If one were to determine the most Influential COVID twitterers based on their number of COVID Tweets and Retweets, we would have twitterers that are non-verified, that do not belong to a credible organization, or are just Twitter bots. However, if we determined the most Influential COVID twitterers based on my “Influence Score” by each organization/type, we end up with a more trustworthy bunch of twitterers:
Among news twitterers, The Straits Times and Hindustan Times are aligned with the UK and India being top countries with COVID Twitterers. Under health Twitterers, we have Liz Szabo who is a Senior Correspondent at Kaiser Health News, a source we can trust. Even among social media influencers, Dorit Reiss is a professor of public health law.
Unfortunately, the twitterers that one can trust are not viewed as often as our non-verified twitterers who tweet thousands of times and are retweeted hundreds of thousands of times. So what can Twitter do to combat this?
Conclusions & Recommendations
Time series analysis of COVID tweets over time show that tweets do not align with worldwide COVID spread or risks, so do not consider an increase in COVID tweets to mean that there are more cases. However, it would be worth it for Twitter to analyze trending COVID tweets by country or location to better understand if there is a correlation between COVID tweets and COVID spread or risks at a local level.

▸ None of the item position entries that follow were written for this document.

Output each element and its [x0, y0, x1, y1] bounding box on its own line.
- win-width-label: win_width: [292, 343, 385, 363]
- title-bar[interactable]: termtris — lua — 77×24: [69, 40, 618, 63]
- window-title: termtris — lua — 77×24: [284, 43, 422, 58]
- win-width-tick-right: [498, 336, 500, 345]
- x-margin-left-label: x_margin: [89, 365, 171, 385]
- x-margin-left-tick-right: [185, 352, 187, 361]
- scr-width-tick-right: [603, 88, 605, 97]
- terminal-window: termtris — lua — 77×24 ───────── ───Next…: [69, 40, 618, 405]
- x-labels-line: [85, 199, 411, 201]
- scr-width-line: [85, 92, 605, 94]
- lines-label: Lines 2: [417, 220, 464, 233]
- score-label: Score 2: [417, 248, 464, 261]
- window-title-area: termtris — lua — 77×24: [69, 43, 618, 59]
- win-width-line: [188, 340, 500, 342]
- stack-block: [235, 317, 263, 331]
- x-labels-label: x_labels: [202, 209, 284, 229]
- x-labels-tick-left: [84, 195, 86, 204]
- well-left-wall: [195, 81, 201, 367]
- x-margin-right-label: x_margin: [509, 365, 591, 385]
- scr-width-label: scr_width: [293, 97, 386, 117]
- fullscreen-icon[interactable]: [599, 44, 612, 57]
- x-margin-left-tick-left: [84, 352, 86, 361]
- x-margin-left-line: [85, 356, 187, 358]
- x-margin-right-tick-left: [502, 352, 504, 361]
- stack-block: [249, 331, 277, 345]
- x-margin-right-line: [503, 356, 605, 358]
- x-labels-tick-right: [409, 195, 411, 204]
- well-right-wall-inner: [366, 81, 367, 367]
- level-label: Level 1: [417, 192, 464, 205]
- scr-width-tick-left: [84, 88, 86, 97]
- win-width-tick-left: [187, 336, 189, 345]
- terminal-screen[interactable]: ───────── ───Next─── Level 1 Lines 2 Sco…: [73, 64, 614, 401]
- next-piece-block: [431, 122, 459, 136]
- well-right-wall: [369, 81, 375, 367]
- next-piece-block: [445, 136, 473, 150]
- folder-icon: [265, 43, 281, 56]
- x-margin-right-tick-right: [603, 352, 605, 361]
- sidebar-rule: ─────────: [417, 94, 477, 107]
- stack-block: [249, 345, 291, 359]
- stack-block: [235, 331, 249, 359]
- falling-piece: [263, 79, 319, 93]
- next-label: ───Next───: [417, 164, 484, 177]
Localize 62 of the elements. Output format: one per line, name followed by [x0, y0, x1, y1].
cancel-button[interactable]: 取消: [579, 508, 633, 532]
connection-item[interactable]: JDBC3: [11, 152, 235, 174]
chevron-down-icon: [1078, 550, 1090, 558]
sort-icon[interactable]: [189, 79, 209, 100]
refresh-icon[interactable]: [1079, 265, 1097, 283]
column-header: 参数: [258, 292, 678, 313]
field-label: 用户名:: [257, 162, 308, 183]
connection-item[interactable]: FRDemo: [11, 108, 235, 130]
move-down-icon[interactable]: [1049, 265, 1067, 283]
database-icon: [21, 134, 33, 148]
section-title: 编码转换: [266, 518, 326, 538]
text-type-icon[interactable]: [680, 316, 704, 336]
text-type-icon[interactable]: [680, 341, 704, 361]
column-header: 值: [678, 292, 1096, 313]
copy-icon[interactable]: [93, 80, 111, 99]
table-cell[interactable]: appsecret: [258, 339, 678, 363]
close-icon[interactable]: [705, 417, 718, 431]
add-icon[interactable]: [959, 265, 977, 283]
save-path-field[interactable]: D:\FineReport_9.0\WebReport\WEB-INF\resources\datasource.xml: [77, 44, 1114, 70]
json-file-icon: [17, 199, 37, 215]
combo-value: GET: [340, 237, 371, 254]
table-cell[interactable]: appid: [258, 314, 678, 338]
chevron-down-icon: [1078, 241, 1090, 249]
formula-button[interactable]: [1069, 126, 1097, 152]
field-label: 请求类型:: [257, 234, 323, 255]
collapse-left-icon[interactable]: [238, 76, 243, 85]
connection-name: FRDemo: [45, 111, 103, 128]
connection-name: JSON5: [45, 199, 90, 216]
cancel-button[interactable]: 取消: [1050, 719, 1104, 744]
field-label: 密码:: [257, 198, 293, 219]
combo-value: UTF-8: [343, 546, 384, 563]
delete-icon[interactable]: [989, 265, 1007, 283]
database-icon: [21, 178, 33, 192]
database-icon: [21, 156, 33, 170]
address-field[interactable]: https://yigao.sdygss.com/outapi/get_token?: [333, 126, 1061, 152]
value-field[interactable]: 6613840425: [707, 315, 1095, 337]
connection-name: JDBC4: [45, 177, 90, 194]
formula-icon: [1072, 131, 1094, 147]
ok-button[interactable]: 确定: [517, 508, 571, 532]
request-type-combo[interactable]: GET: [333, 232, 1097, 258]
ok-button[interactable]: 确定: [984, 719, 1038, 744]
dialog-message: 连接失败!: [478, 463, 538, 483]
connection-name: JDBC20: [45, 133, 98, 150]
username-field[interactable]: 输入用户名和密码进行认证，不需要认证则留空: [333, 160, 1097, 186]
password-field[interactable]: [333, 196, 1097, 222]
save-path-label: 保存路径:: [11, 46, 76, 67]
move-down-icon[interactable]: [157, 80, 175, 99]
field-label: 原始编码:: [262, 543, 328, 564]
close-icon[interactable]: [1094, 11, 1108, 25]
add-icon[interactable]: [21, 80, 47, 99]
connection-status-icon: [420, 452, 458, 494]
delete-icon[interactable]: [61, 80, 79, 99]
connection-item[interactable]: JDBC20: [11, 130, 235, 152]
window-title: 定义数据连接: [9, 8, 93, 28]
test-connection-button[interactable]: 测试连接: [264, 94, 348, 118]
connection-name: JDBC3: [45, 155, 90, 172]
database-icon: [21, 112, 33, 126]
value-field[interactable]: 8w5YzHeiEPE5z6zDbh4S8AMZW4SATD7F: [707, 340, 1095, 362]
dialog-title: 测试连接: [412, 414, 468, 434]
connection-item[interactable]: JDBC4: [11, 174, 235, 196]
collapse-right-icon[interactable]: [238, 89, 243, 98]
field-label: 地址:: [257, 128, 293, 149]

Text similarity analysis of original content showed that many credible organizations shared original content that is similar to other tweets, so seeing similar tweets should not be a sign of an unreliable source.
The majority of COVID twitterers are non-verified and do not belong to a credible organization, so all COVID tweets should not be considered a reliable source of COVID information. When it comes to determining which COVID tweets to trust, the Influence Score by twitterer type is a good indicator for determining credible COVID twitterers rather than original tweet count or retweet count.
In order to address this issue, Twitter could de-prioritize tweets from non-verified twitterers that don’t belong to an established organization in the Twitter algorithm, while prioritizing those of influential and credible twitterers determined by their influence score and background based on their profile information. Additionally, adding badges to tweets by credible COVID twitterers would be helpful for users to know what information to trust.